Listening Process fails in Australia

Listening Process Summaries" are available online.

The culmination of months of work on what is known as "The Listening Process," a process begun in response to the mandate of Lambeth Conference 1998 Resolution 1.10, and subsequent Primates Meetings, is now set out on the Anglican Communion website for use around the Anglican world. The Anglican Consultative Council, at their meeting in Nottingham, requested the appointment of a facilitator for this work.
Each of the summaries has been compiled in co-operation with the Primate of that Province. Facilitator Canon Phil Groves of the Anglican Communion Office said, ‘The summaries have drawn upon public statements and further research. Each Primate has approved the final text.’

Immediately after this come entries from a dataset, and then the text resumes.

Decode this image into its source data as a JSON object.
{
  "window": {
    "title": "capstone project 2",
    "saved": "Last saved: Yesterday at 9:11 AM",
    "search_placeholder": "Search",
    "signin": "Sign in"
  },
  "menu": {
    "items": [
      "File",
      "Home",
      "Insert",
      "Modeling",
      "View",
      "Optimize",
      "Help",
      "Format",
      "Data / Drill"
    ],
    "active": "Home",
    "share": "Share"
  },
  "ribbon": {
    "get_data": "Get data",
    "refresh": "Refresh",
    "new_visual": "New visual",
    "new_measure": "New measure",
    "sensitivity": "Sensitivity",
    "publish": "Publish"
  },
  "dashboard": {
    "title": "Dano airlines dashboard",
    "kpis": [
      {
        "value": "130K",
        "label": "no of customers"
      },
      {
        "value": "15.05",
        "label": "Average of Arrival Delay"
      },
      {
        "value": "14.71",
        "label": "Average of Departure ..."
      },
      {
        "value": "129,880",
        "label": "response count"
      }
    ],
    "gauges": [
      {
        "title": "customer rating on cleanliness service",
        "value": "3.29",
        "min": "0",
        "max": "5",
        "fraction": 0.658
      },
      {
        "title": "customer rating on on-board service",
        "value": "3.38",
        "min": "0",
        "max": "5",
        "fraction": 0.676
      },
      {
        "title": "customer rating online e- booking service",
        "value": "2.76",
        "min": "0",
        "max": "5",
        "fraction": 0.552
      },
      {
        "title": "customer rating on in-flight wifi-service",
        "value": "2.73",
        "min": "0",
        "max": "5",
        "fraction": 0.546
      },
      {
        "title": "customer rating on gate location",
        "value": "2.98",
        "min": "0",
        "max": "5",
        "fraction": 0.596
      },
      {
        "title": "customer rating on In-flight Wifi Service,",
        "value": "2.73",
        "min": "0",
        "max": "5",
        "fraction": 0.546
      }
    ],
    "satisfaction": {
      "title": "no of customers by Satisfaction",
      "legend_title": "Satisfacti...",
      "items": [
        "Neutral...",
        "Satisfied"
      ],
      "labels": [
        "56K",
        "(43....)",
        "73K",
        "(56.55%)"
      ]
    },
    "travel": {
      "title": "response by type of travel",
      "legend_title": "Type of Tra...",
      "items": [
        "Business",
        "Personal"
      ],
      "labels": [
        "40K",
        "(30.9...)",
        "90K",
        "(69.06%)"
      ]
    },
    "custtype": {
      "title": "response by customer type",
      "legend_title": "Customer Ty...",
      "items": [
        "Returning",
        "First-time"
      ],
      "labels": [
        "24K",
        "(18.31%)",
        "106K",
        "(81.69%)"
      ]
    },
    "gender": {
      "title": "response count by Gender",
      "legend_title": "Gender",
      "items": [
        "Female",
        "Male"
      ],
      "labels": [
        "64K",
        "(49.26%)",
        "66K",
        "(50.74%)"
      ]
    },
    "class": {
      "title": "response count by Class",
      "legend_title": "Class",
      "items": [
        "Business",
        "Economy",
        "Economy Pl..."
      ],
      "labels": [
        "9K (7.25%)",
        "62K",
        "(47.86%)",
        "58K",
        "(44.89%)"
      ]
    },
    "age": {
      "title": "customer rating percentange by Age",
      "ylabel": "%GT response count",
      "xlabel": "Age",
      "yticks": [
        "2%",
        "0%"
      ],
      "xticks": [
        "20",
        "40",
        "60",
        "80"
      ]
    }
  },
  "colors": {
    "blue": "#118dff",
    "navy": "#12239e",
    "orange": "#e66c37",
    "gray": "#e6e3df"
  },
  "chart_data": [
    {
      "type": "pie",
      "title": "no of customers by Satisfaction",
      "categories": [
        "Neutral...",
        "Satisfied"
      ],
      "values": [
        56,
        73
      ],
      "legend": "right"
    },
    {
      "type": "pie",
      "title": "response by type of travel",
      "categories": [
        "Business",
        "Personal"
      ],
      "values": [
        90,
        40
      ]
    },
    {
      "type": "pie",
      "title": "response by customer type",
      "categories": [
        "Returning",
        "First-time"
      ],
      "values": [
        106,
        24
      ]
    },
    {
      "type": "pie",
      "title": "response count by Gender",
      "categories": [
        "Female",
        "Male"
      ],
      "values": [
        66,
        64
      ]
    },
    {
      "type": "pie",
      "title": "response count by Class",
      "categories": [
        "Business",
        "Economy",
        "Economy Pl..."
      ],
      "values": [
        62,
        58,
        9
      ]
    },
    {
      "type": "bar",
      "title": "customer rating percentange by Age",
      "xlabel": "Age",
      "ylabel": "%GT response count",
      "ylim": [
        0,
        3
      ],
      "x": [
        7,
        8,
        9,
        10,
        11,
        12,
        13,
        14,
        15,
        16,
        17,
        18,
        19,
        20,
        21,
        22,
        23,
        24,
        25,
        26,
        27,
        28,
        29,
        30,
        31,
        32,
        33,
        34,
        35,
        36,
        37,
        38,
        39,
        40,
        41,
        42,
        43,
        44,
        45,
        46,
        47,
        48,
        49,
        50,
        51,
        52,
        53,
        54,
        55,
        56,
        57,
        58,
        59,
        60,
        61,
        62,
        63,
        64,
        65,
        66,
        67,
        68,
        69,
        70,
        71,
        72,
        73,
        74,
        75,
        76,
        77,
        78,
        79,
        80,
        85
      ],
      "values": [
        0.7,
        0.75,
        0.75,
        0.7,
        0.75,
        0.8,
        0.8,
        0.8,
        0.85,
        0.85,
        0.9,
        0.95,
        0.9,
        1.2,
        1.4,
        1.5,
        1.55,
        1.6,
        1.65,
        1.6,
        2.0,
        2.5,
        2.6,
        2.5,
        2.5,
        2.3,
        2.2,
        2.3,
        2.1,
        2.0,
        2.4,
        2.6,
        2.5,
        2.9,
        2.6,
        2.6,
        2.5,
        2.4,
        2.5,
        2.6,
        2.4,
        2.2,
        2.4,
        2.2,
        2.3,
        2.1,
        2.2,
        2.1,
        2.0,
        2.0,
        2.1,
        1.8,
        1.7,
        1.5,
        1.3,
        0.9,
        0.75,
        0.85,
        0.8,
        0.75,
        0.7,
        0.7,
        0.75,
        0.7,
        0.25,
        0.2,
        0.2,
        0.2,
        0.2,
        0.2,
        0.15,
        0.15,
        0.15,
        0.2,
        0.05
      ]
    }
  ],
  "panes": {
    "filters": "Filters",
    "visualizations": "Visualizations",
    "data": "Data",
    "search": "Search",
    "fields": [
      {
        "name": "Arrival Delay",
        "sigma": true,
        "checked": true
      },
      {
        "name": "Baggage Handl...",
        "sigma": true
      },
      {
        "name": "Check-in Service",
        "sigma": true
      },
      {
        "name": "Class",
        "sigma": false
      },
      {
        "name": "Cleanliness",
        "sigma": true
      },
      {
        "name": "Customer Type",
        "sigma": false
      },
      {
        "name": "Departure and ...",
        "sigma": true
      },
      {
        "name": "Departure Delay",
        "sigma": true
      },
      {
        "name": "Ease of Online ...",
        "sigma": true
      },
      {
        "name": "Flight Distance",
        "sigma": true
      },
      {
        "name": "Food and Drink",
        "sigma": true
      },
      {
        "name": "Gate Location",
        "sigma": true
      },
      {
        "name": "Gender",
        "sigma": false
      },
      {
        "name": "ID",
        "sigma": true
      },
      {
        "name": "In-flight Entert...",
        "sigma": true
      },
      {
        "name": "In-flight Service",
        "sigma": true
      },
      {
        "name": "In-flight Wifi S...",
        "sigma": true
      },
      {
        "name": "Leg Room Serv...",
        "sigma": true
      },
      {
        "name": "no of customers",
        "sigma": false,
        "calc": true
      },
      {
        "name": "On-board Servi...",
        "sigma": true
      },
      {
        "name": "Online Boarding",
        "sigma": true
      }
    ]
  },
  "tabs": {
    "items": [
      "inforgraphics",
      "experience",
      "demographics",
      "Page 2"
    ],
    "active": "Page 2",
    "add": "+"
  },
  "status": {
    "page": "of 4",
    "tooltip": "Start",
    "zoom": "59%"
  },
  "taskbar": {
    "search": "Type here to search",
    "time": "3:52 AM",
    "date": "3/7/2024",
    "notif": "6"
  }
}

The Australian statement is commendably frank. Although there has been substantial work on the doctrinal and hermeneutical issues, the statement indicates a lack of effort and achievement to advance the listening process itself. The highly decentralised nature of the Australian church has largely left it to each diocese to decide what to do, if anything. A few have done something, some have done a little, and most have done nothing.
This is the text of the Australian statement:

The Anglican Church of Australia has responded to Lambeth Conference 1998 Resolution 1.10(f) through research publications prepared by the General Synod doctrine Commission. The first, Faithfulness in Fellowship: Reflections on Homosexuality and the Church, published in 2001, offered 10 essays on various aspects of the issue. A study book based on the essays and published in 2003, was designed for parish use. Lost in Translation? Anglicans, Controversy and the Bible, a further set of essays reflecting on aspects of biblical interpretation as it impacted the issue, was published in 2004.
Its response to clause (c) of the same resolution, on the commitment to listening to the experience of gay people, has not taken the form of a national process. Nor have diocese-wide processes generally been adopted; where they have been, they have faced some difficulties. Three of the 23 Australian dioceses have undertaken broad based programs, located either within Synod meetings, clergy conferences, or in directed parish programs. In other dioceses, "listening" has been initiated at parish level mainly. In the majority of dioceses, however, the listening initiative has been the diocesan bishop’s, with most bishops taking seriously the need to listen carefully to gay people in the church at least, and in some cases, in the wider community as well. Most diocesans have been keen to offer sensitive pastoral care whenever possible, and have encouraged their clergy to do likewise.
In those dioceses where more broadly-based listening processes have been tried, reports suggest it has been difficult to discern the experiences of gay people, either because the processes involved did not enable this kind of listening, or because gay people felt too vulnerable to speak publicly. In some cases, responses to gay people who attempt to communicate their experiences have been insensitive. This has happened in synods and other wider church gatherings, and not just in parishes. Some dioceses have hesitated to introduce broader listening programs because of this. Understandably, bishops are reluctant to expose vulnerable people to insensitivity. The Church, it seems, is not a safe place for gay people. As one diocesan spokesperson has commented, the "listening process" in his diocese ‘became a time of "shouting" rather than listening’. Though some bishops of rural dioceses have suggested that insensitivity may be partly a product of a conservative rural environment, the evidence indicates that it is also a factor in large city contexts. The Anglican Church in Australia may need to reflect seriously on this situation and how to overcome such insensitivity.
As part of an investigation carried out on behalf of the General Synod Standing Committee, a group of 20 gay Anglicans – clergy and laity – expressed the view that any process that exposed them to public labelling as homosexual people would not allow them to speak freely and confidently of their experience as gay Christians. Clergy in particular felt vulnerable about "outing" themselves in the present climate, even with sympathetic bishops. They suggested that if the Church was serious about listening to gay Christians, then it needed to adopt a two-stage listening model:
(1) Each diocese should establish a "listening" process that invited gay clergy and laity to speak of their experiences as gay people and Christians in a confident environment, where the only non-gay person present was an independent lay facilitator. The facilitator’s written record of their experiences would take particular care to protect their anonymity.
(2) This written account could then be offered to the wider Church.